Identification of Causal Structure in the Presence of Missing Data with
Additive Noise Model
- URL: http://arxiv.org/abs/2312.12206v1
- Date: Tue, 19 Dec 2023 14:44:26 GMT
- Title: Identification of Causal Structure in the Presence of Missing Data with
Additive Noise Model
- Authors: Jie Qiao, Zhengming Chen, Jianhua Yu, Ruichu Cai, Zhifeng Hao
- Abstract summary: We find that the recent advances additive noise model has the potential for learning causal structure under the existence of self-masking missingness.
We propose a practical algorithm based on the above theoretical results on learning the causal skeleton and causal direction.
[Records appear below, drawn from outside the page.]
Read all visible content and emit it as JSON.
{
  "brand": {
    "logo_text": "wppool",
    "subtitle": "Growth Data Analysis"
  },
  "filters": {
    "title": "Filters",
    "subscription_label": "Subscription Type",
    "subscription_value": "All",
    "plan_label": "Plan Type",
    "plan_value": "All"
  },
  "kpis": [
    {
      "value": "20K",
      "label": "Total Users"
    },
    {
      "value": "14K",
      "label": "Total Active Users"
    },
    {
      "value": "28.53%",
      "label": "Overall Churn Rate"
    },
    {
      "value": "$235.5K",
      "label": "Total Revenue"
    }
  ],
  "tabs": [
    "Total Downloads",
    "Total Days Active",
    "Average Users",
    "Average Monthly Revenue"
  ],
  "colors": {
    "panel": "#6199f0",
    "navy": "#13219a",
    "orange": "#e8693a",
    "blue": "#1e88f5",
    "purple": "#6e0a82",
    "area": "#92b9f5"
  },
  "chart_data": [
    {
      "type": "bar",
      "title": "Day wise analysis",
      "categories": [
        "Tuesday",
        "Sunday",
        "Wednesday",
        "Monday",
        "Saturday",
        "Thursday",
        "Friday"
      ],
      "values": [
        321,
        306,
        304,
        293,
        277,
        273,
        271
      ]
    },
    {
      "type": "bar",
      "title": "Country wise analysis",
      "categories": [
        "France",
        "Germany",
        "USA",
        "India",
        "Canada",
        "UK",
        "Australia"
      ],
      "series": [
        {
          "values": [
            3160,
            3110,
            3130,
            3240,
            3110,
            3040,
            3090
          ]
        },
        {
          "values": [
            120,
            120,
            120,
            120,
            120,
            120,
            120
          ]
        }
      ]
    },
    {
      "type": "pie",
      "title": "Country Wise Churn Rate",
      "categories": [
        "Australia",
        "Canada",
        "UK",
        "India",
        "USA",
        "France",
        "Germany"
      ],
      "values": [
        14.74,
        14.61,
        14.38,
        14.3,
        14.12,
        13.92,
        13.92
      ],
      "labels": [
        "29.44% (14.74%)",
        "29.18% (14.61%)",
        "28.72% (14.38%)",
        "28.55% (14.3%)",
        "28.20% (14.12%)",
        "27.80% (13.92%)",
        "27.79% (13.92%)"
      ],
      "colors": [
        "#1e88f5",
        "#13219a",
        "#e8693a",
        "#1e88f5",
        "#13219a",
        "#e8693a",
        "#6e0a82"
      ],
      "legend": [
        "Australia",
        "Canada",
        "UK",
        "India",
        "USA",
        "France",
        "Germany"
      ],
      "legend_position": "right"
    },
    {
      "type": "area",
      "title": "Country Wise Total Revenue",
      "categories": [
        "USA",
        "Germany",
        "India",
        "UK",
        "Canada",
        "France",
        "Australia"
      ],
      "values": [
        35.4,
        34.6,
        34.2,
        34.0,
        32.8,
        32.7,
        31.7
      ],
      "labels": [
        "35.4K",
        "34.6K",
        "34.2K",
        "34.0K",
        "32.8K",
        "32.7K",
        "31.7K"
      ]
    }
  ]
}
- Score: 24.755511829867398
- License: http://creativecommons.org/licenses/by/4.0/
- Abstract: Missing data are an unavoidable complication frequently encountered in many
causal discovery tasks. When a missing process depends on the missing values
themselves (known as self-masking missingness), the recovery of the joint
distribution becomes unattainable, and detecting the presence of such
self-masking missingness remains a perplexing challenge. Consequently, due to
the inability to reconstruct the original distribution and to discern the
underlying missingness mechanism, simply applying existing causal discovery
methods would lead to wrong conclusions. In this work, we found that the recent
advances additive noise model has the potential for learning causal structure
under the existence of the self-masking missingness. With this observation, we
aim to investigate the identification problem of learning causal structure from
missing data under an additive noise model with different missingness
mechanisms, where the `no self-masking missingness' assumption can be
eliminated appropriately. Specifically, we first elegantly extend the scope of
identifiability of causal skeleton to the case with weak self-masking
missingness (i.e., no other variable could be the cause of self-masking
indicators except itself). We further provide the sufficient and necessary
identification conditions of the causal direction under additive noise model
and show that the causal structure can be identified up to an IN-equivalent
pattern. We finally propose a practical algorithm based on the above
theoretical results on learning the causal skeleton and causal direction.
Extensive experiments on synthetic and real data demonstrate the efficiency and
effectiveness of the proposed algorithms.